Langmuir. 1 de julio de 2014;30(25):7465-74. doi: 10.1021/la500403v. Publicación electrónica 17 de junio de 2014.
Efecto de los espaciadores de polietilenglicol, alquilo y oligonucleótidos en la unión, la estructura secundaria y el autoensamblaje de los aptámeros-anfifilos FKN-S2 que se unen a la fractalquina
Abstracto
Previamente identificamos un aptámero, llamado FKN-S2, que se une a la proteína de superficie celular fractalquina con alta afinidad y especificidad. En este artículo se añadió una cola dialquil C16 hidrofóbica al aptámero para crear un aptámero-anfifílico. Investigamos cómo la cola y una molécula espaciadora de longitud e hidrofobicidad variables, insertada entre la cola y el grupo de cabeza del aptámero, afectan la unión, la estructura y las propiedades de autoensamblaje del aptámero-anfifílico. Sintetizamos aptámeros-anfifílicos sin espaciador (NoSPR), polietilenglicol (PEG4, PEG8, PEG24), alquilo (C12 y C24) u oligonucleótidos (T10 y T5: 10 y 5 timina, y A10: 10 adenina). La adición de la cola redujo la afinidad de unión del aptámero-anfifílico más de 7,5 veces en comparación con el aptámero libre.
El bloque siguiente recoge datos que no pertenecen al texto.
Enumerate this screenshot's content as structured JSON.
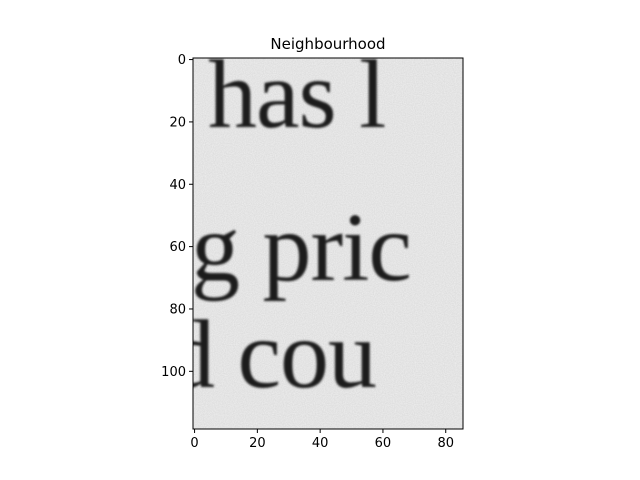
{
  "figure": {
    "title": "Neighbourhood",
    "image": {
      "kind": "grayscale scan crop of printed serif text",
      "lines": [
        "has l",
        "g pric",
        "d cou"
      ],
      "colormap": "gray",
      "paper_color": "#f0f0f0",
      "ink_color": "#1b1b1b"
    },
    "x_axis": {
      "ticks": [
        "0",
        "20",
        "40",
        "60",
        "80"
      ],
      "range": [
        -0.5,
        85.5
      ]
    },
    "y_axis": {
      "ticks": [
        "0",
        "20",
        "40",
        "60",
        "80",
        "100"
      ],
      "range": [
        -0.5,
        118.5
      ],
      "inverted": true
    }
  }
}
Los espaciadores de alquilo hidrofóbicos resultaron en la mayor pérdida de afinidad, y los espaciadores de PEG hidrofílicos mejoraron la afinidad anfifílica pero no la restauraron a la del aptámero libre. Curiosamente, los espaciadores de oligonucleótidos produjeron los anfifilos de mayor afinidad. Sin embargo, la composición de nucleótidos no afectó la afinidad, ya que los espaciadores T10 y A10 tuvieron la misma afinidad. Los anfifilos del espaciador de oligonucleótidos tuvieron la mayor afinidad porque el espaciador de oligonucleótidos aumentó la afinidad del aptámero libre; el aptámero FKN-S2 más el espaciador de oligonucleótidos tuvo una mayor afinidad que el aptámero FKN-S2 libre. La espectroscopia de dicroísmo circular (CD) y los estudios de fusión térmica indicaron que el aptámero forma un tallo-bucle y un G-cuadrúplex intramolecular, y la cola estabilizó fuertemente la formación del G-cuadrúplex en un tampón. La microscopía electrónica de transmisión criogénica (crio-TEM) mostró que los aptámeros-anfífilos, independientemente del espaciador utilizado, se autoensamblaban en micelas y nanocintas, estructuras bicapa planas que a menudo presentaban torsión. Finalmente, los liposomas funcionalizados con el anfífilo FKN-S2 se incubaron con células que expresaban fractalquinas, y el grado de unión dependió de la concentración del anfífilo en la superficie del liposoma.